こうも暇な上に寒くてはどうしようもない。少年は暇潰しのつもりで雪だるまを作ることにした。ただ、何となく作ろうと思っただけである。
よいしょ
よいしょ
よいしょ
少年は野球ボール程の雪玉を作り、地面にジグザグに転がし、下玉を作った。少年の臍の高さになるまでの大きさである。
よいしょ
よいしょ
次に上玉を作った。作り方は下玉と同じで小さな雪玉を地面に転がして、下玉の四分の三程の大きさにするだけである。
上玉と下玉が出来た。少年は下玉の上に上玉をラグビーのタッチダウンのように力強く乗せた。上下の接合部がグラグラと揺れる…… これでは不安定で首の皮一枚で繋がっていると変わりがない。少年は接合部に雪を接着剤のように詰め込んだ。接合部に雪が詰め込まれたことで雪だるまに首が出来た。

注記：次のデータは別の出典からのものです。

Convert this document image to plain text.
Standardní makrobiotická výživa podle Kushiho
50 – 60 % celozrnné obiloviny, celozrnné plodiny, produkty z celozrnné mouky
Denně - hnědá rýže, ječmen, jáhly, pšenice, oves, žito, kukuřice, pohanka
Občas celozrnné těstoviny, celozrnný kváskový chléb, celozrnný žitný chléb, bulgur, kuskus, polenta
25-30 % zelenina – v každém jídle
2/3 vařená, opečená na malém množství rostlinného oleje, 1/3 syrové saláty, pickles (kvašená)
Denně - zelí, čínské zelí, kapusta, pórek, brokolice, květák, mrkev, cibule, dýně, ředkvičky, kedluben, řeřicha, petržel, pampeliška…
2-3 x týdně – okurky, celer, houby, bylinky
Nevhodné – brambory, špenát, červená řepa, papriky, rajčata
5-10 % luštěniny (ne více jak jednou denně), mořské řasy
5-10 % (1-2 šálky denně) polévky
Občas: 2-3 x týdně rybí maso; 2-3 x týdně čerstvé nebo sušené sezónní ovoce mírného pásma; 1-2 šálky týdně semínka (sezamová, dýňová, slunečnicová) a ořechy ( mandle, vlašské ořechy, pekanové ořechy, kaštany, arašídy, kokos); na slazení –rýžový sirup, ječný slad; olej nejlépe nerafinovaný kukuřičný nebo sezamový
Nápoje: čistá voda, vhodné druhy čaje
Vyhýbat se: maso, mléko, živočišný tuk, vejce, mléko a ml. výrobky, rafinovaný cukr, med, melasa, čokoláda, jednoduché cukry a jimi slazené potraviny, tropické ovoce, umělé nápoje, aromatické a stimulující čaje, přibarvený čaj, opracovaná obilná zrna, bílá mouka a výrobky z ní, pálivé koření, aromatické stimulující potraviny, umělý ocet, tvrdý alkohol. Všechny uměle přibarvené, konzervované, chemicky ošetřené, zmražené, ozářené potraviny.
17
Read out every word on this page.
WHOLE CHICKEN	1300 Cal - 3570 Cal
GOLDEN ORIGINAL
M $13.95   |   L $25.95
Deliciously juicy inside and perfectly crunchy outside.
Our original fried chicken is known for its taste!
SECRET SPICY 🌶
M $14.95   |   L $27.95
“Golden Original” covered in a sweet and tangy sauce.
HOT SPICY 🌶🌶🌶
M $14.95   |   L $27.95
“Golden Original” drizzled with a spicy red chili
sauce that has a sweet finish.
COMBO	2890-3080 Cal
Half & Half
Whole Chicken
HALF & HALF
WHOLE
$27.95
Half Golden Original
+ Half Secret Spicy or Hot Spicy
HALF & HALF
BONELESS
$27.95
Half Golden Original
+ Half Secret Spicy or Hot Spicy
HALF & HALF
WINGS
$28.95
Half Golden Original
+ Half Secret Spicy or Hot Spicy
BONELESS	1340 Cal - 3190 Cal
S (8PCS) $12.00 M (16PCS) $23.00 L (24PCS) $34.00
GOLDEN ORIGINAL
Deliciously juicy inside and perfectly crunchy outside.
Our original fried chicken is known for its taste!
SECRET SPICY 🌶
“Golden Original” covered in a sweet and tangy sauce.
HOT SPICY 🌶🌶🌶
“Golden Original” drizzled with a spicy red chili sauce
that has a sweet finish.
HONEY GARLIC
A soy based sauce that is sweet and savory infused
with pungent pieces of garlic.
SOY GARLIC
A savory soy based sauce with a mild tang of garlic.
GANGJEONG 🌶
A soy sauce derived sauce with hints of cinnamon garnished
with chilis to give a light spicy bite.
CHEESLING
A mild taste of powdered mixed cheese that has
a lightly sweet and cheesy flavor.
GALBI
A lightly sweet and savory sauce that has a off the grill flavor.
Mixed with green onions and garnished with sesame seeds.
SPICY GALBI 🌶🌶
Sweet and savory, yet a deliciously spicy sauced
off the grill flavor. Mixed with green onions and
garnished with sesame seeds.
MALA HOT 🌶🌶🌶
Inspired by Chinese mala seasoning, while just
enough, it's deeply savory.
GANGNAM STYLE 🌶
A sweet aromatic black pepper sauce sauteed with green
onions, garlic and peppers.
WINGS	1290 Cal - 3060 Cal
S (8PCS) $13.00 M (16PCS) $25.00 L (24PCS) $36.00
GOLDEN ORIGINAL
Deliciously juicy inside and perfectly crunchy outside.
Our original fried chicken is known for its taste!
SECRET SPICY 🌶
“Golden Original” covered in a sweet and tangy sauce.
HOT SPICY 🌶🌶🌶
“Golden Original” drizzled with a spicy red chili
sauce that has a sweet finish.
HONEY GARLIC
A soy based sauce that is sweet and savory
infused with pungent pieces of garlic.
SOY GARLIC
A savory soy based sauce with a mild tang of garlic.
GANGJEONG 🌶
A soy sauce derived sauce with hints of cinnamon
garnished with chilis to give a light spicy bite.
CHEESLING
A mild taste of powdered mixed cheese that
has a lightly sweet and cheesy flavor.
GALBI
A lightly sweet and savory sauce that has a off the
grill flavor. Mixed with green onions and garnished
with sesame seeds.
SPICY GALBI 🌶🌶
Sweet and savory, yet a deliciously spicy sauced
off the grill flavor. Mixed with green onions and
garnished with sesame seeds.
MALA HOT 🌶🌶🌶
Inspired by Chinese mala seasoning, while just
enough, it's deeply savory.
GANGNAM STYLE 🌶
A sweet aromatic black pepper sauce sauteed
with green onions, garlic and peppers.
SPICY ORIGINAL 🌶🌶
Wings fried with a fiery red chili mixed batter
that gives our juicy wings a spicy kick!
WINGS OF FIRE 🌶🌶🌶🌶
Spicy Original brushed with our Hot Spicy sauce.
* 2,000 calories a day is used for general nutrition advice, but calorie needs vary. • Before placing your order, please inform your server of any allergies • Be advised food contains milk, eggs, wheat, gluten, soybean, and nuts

小さな雪玉をジグザクに転がして作った雪だるまのせいか、凸凹と形が歪つな上に土まで付着している。少年はせめて綺麗にしてやらないと可哀想かと思い、雪かきスコップを家から持ち出し、形を整え、土のついた部分を払った。
さて、後は目鼻口だ。少年は手頃なものを周りから探した。目はその辺りの石ころ、鼻は少年が嫌いな人参(こっそり台所に忍び込み窃盗ってやった。これでシチューから人参が消えたら万々歳だ)口は庭に生えた名も知らぬ枯れ木をポキリと、ついでに眉毛の分もポキリポキリ。
目鼻口が出来るだけでシミュラクラ現象が発生するのか、一気に人の顔に見えてくる。これだけで先程までのノッペラボウと違い一気に愛着が湧いてきた。最後にバケツの帽子を乗せて出来上がり! 少年は自分でも見事な雪だるまが出来たとしてパチパチパチと拍手を叩いた。すると、少年に話しかけてくる声が聞こえてきた。